PARIS (Reuters) - Former French president Nicolas Sarkozy, a potential candidate in 2017, was taken for questioning by investigating magistrates on Tuesday about a scandal over excess spending in his unsuccessful 2012 re-election campaign.
A judicial source said Sarkozy, leader of the center-right opposition Republicans, had been notified in advance that the summons could lead to his being placed under formal examination, which would be a prelude to a possible trial.
He was driven to the headquarters of the Paris financial prosecutors’ office to be questioned about the so-called Bygmalion affair.
Sarkozy has repeatedly denied knowledge of dual accounting and some 18 million euros ($20.1 million) in false invoices issued by the Bygmalion event-organization company that meant his campaign costs were more than double the legal limit.

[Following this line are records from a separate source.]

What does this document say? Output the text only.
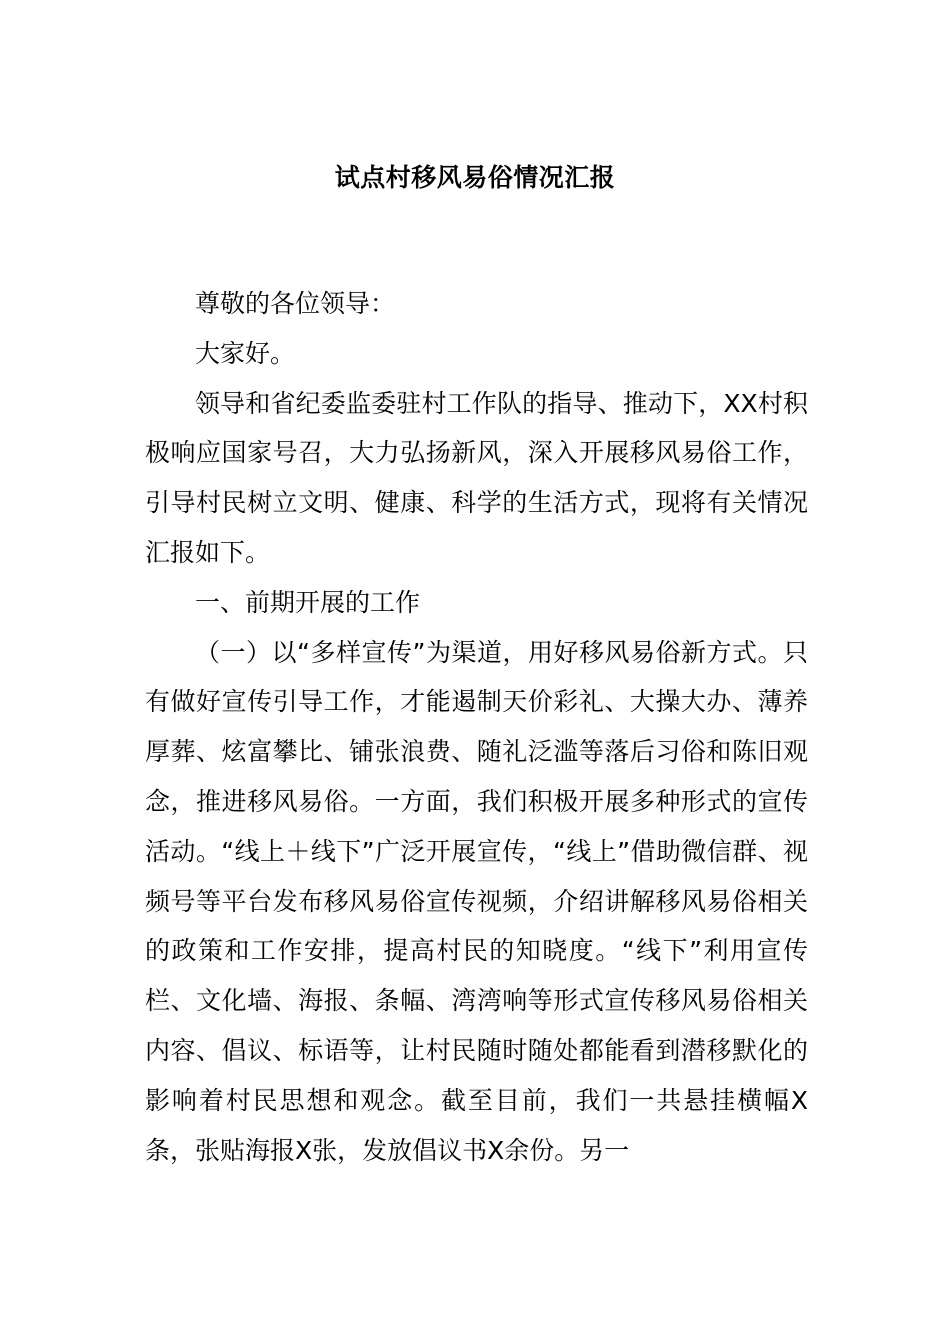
试点村移风易俗情况汇报

尊敬的各位领导：

大家好。

领导和省纪委监委驻村工作队的指导、推动下，XX村积极响应国家号召，大力弘扬新风，深入开展移风易俗工作，引导村民树立文明、健康、科学的生活方式，现将有关情况汇报如下。

一、前期开展的工作

（一）以“多样宣传”为渠道，用好移风易俗新方式。只有做好宣传引导工作，才能遏制天价彩礼、大操大办、薄养厚葬、炫富攀比、铺张浪费、随礼泛滥等落后习俗和陈旧观念，推进移风易俗。一方面，我们积极开展多种形式的宣传活动。“线上＋线下”广泛开展宣传，“线上”借助微信群、视频号等平台发布移风易俗宣传视频，介绍讲解移风易俗相关的政策和工作安排，提高村民的知晓度。“线下”利用宣传栏、文化墙、海报、条幅、湾湾响等形式宣传移风易俗相关内容、倡议、标语等，让村民随时随处都能看到潜移默化的影响着村民思想和观念。截至目前，我们一共悬挂横幅X条，张贴海报X张，发放倡议书X余份。另一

Four senior figures in the 2012 campaign have already been placed under formal investigation for alleged political financing offences, including his campaign manager and treasurer.
In a book published last month, Sarkozy wrote: “It will no doubt be hard to believe, but I swear it is the strict truth: I knew nothing about this company until the scandal broke.”
The magistrates have the option of placing Sarkozy under investigation or declaring him to be simply a witness in the case, as they did with former party leader Jean-Francois Cope last week.